"anyone lived in a pretty how town" is an iconic poem written by the American poet E.E. Cummings. The poem was first published in 1923 and has since become one of his most popular works of literature. It is an expressionistic work that deals with themes such as love, loneliness, life cycles, and mortality. Through its unique use of language and imagery, "anyone living in a pretty how town" explores these universal topics from a deeply personal perspective that remains relevant today.
The poem tells the story of two people who live in this unnamed "pretty how town." They are referred to only as "anyone" and "noone," which implies their anonymity among the other inhabitants of this small community; they could be any couple living anywhere at anytime. Despite being surrounded by others, it seems like no one truly knows them or understands their innermost feelings for each other—something we can all relate to sometimes, regardless of whether our lives are full or lonely.

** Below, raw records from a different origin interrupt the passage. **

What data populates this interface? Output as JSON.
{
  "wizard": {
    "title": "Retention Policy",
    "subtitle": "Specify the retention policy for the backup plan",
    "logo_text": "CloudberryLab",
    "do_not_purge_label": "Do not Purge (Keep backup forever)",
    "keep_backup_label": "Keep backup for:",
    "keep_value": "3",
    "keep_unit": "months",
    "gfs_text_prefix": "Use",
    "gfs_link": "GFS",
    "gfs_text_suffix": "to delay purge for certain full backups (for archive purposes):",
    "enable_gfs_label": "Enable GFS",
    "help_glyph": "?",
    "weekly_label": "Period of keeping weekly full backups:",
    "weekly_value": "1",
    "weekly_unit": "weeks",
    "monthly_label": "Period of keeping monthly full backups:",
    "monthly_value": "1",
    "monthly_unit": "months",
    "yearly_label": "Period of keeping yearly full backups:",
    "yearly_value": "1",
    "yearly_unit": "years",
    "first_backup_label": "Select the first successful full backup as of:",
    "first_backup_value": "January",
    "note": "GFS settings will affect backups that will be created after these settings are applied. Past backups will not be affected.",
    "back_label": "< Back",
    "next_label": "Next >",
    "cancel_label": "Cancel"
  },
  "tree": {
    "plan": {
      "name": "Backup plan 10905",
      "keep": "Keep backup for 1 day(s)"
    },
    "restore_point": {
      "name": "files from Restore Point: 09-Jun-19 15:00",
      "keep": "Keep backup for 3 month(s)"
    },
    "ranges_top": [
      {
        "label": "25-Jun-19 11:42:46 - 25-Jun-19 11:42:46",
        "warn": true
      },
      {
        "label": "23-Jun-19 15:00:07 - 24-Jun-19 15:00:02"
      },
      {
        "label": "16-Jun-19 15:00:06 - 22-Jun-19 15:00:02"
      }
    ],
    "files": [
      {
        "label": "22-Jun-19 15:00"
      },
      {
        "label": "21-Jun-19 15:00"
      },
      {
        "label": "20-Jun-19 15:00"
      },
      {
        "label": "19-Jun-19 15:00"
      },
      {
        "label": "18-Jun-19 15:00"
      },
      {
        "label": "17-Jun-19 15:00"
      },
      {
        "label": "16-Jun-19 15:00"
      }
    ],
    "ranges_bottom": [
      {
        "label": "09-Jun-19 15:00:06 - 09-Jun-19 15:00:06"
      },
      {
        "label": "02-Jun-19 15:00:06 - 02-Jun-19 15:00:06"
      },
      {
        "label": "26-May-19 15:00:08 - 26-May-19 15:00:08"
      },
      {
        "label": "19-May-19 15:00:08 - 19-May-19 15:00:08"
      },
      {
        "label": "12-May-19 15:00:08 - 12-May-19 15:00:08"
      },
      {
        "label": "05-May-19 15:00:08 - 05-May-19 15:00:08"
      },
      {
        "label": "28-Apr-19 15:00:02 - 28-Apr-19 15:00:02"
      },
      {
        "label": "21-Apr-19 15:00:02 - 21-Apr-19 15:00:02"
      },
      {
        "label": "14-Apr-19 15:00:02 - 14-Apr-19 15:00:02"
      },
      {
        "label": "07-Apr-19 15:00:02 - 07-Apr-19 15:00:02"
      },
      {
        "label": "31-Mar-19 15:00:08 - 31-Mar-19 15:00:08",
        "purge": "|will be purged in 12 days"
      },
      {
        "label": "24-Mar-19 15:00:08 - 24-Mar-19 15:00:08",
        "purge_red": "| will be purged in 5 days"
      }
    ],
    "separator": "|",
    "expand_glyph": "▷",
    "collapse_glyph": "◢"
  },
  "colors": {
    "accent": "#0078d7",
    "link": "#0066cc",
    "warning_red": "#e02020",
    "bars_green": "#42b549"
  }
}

The narrative follows both characters through different stages of their relationship, from meeting each other to growing old together until death: "Noone fell so quickly in love/With anyone not at all" reads one verse while another goes: "They sowed their isn't they reaped their same," illustrating both beginnings and endings alike. There's also an interesting juxtaposition between what society expects us to do (like getting married) versus simply loving someone unconditionally without having expectations placed upon it—something Cummings captures perfectly with lines such as, "Little ladies more than ever/Men need help but why create/A sense outa wedlock when there never had been none?"
In conclusion, "anyone lived in a pretty how town" remains relevant because it offers timeless insight into human relationships, whether platonic or romantic, while questioning traditional notions about marriage along the way too. This makes for great reading material across generations due to its ability to transcend different time periods with its powerful message remaining resonant even after ninety years of publication.